The spectre of COVID hasn’t quite passed. Saturday’s show was apparently a sell-out, but there were a number of spaces in the auditorium, generally explained as being due the reluctance of some ticket-holders to attend an indoor event whilst cases continue to rise – an unfortunate, yet understandable decision.
Virtually every audience member wore a mask throughout the concert and Fairport have reluctantly put their usual post-show meet-and-greet activities on hold until things improve further. But there were some encouraging signs amongst the caution; Simon’s entreaty for us to “remain together as a species” drew a deserved round of applause, as did Peggy’s announcement of the forthcoming appearance of star ex-Fairports Dave Mattacks and Richard Thompson at Cropredy 2022 – an event that we’re all determined will go ahead. Likewise, Simon’s pre-Meet on the Ledge suggestion that “…in August, in the fresh air, we’ll all be singing our heads off on this chorus… won’t we,” drew a rousing cheer.
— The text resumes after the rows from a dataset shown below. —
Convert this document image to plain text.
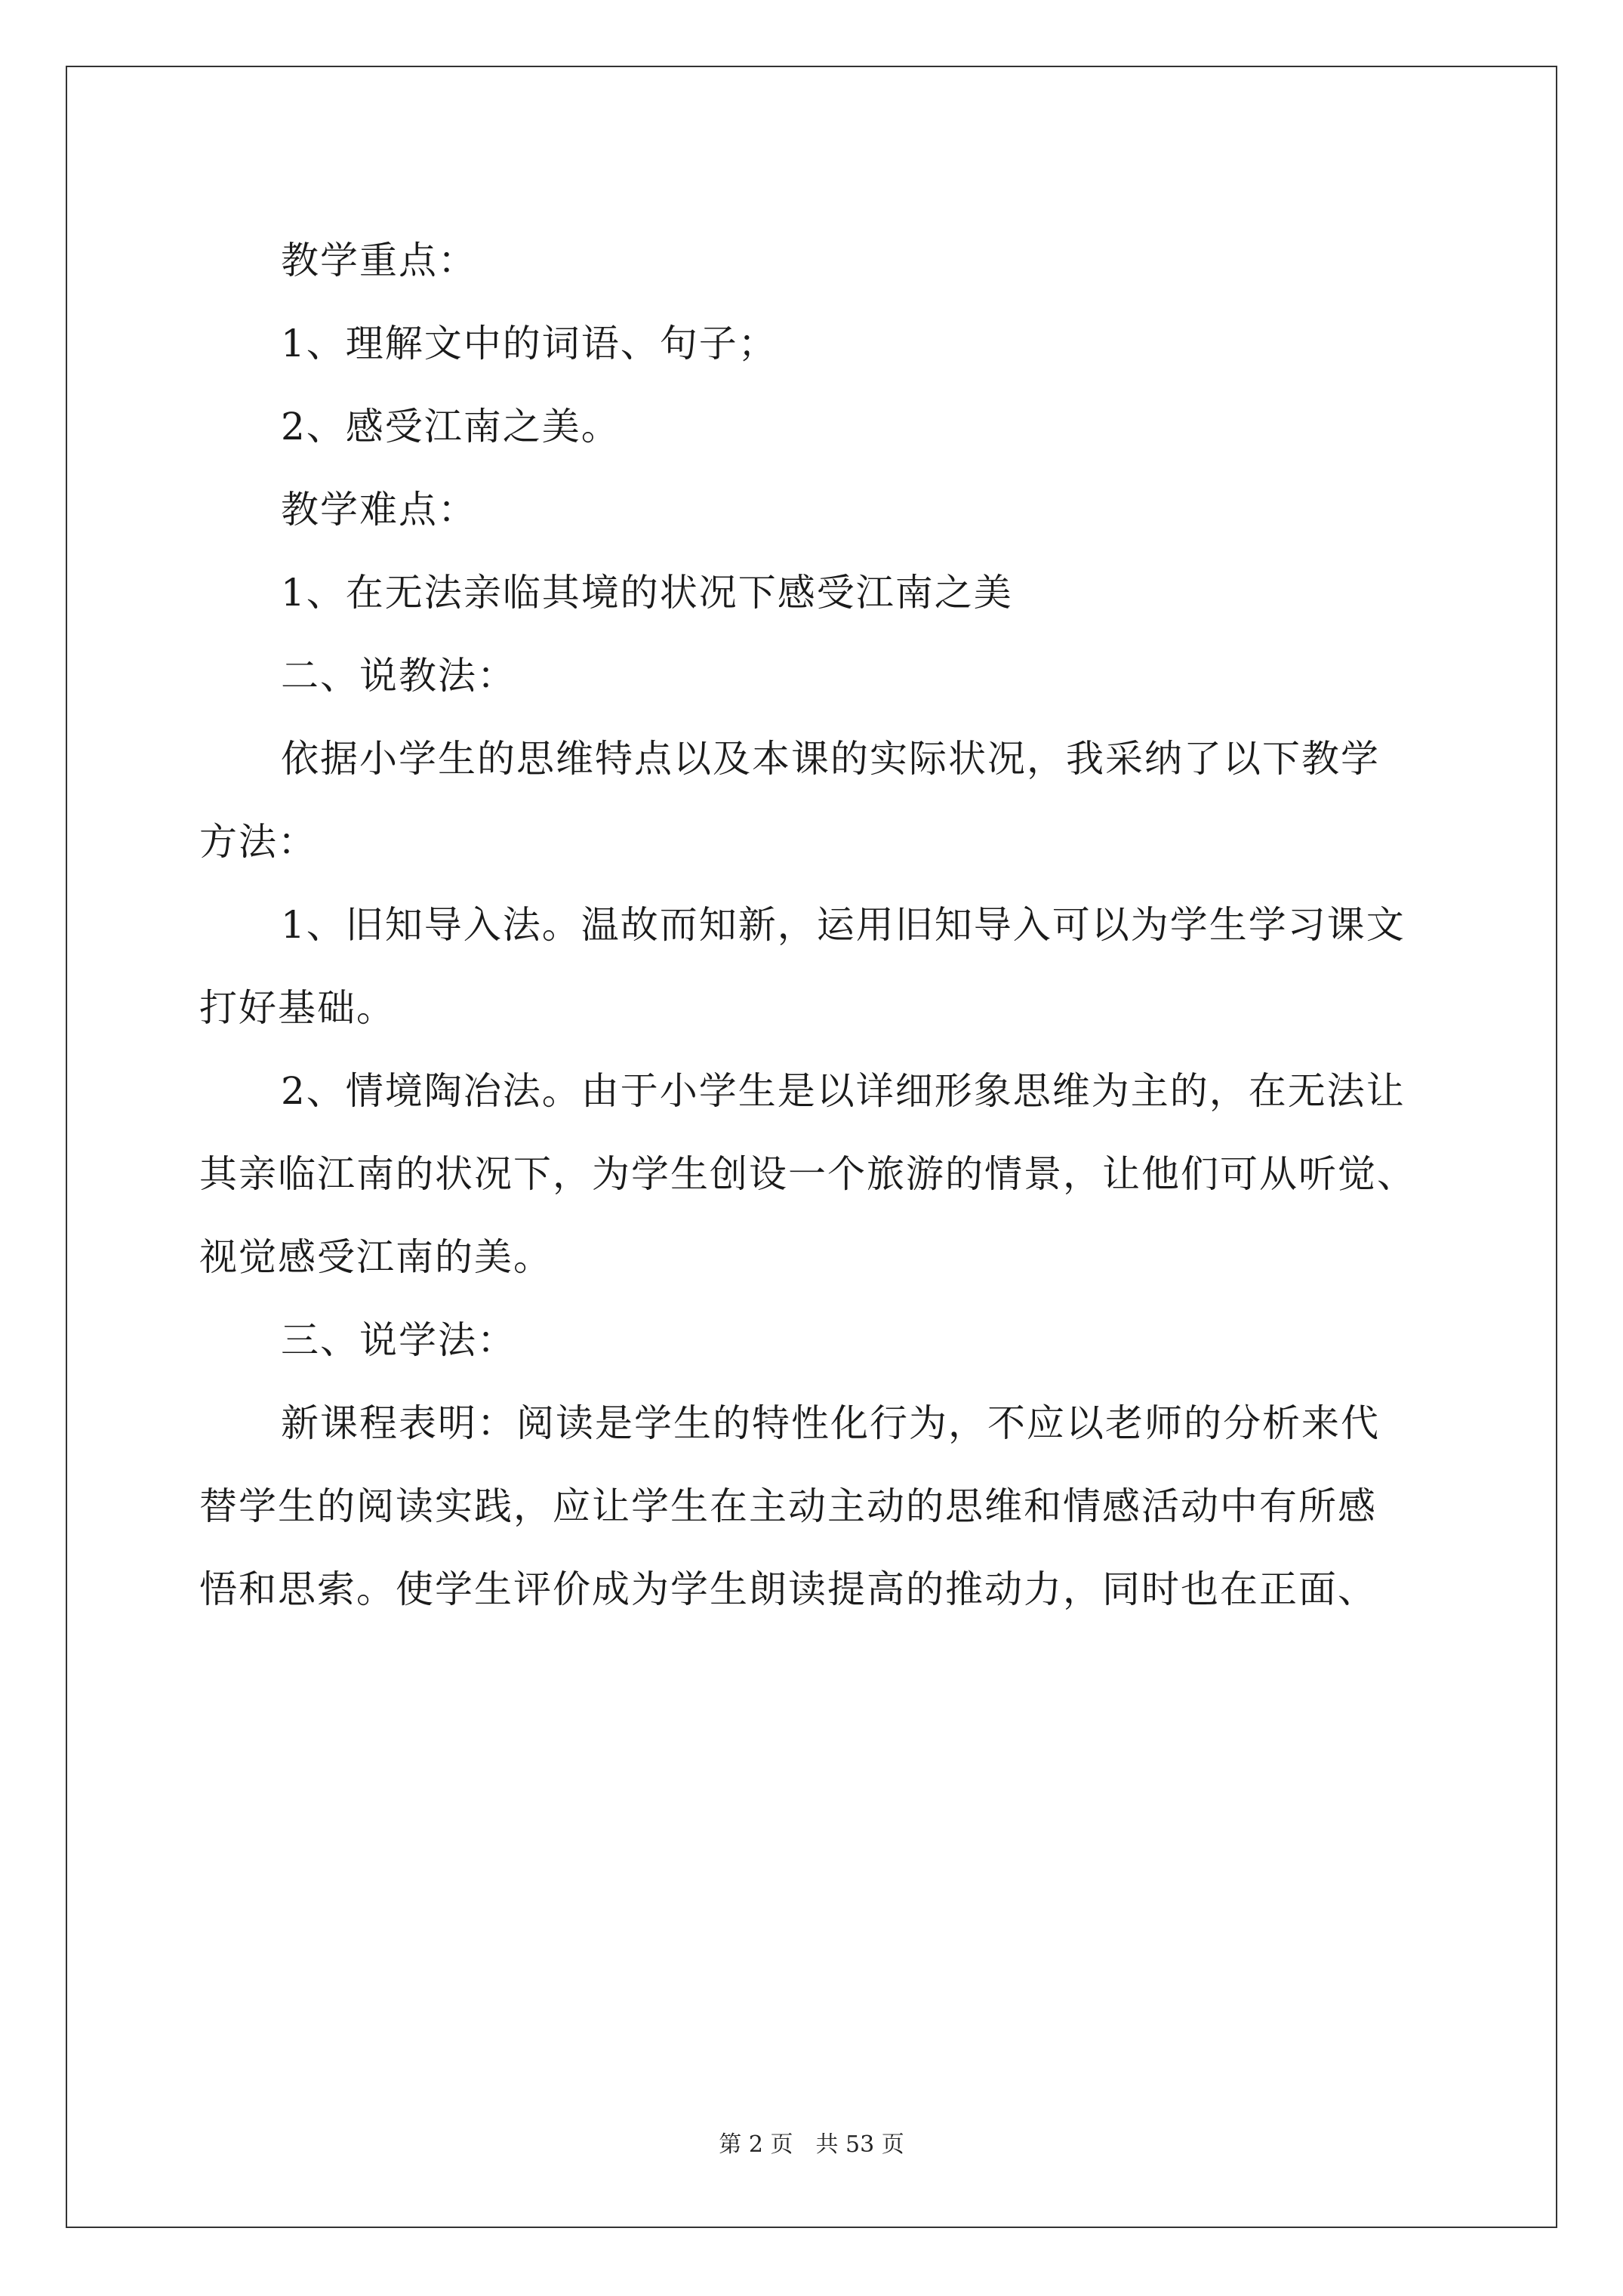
教学重点：

1、理解文中的词语、句子；

2、感受江南之美。

教学难点：

1、在无法亲临其境的状况下感受江南之美

二、说教法：

依据小学生的思维特点以及本课的实际状况，我采纳了以下教学

方法：

1、旧知导入法。温故而知新，运用旧知导入可以为学生学习课文

打好基础。

2、情境陶冶法。由于小学生是以详细形象思维为主的，在无法让

其亲临江南的状况下，为学生创设一个旅游的情景，让他们可从听觉、

视觉感受江南的美。

三、说学法：

新课程表明：阅读是学生的特性化行为，不应以老师的分析来代

替学生的阅读实践，应让学生在主动主动的思维和情感活动中有所感

悟和思索。使学生评价成为学生朗读提高的推动力，同时也在正面、

第 2 页 共 53 页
My favourite memory though, that I’ll probably be able to laugh about once things REALLY get back to normal, was the muffled chorus singing as, despite our face coverings, we still joined in with Meet on the Ledge in the way that we always do.
Thanks Fairport – you made Chipping Norton a very happy place.
First Half: Walk Awhile; Dirty Linen; Don’t Reveal My Name; John Condon; Steampunkery; Close to the Wind; Sloth; Moondust and Solitude.
Second Half: Journeyman’s Grace; Honour and Praise; The Year of ’59; Bankruptured; Moses Waits; Doctor of Physick; Who Knows Where The Time Goes?; Matty Groves; Meet on the Ledge.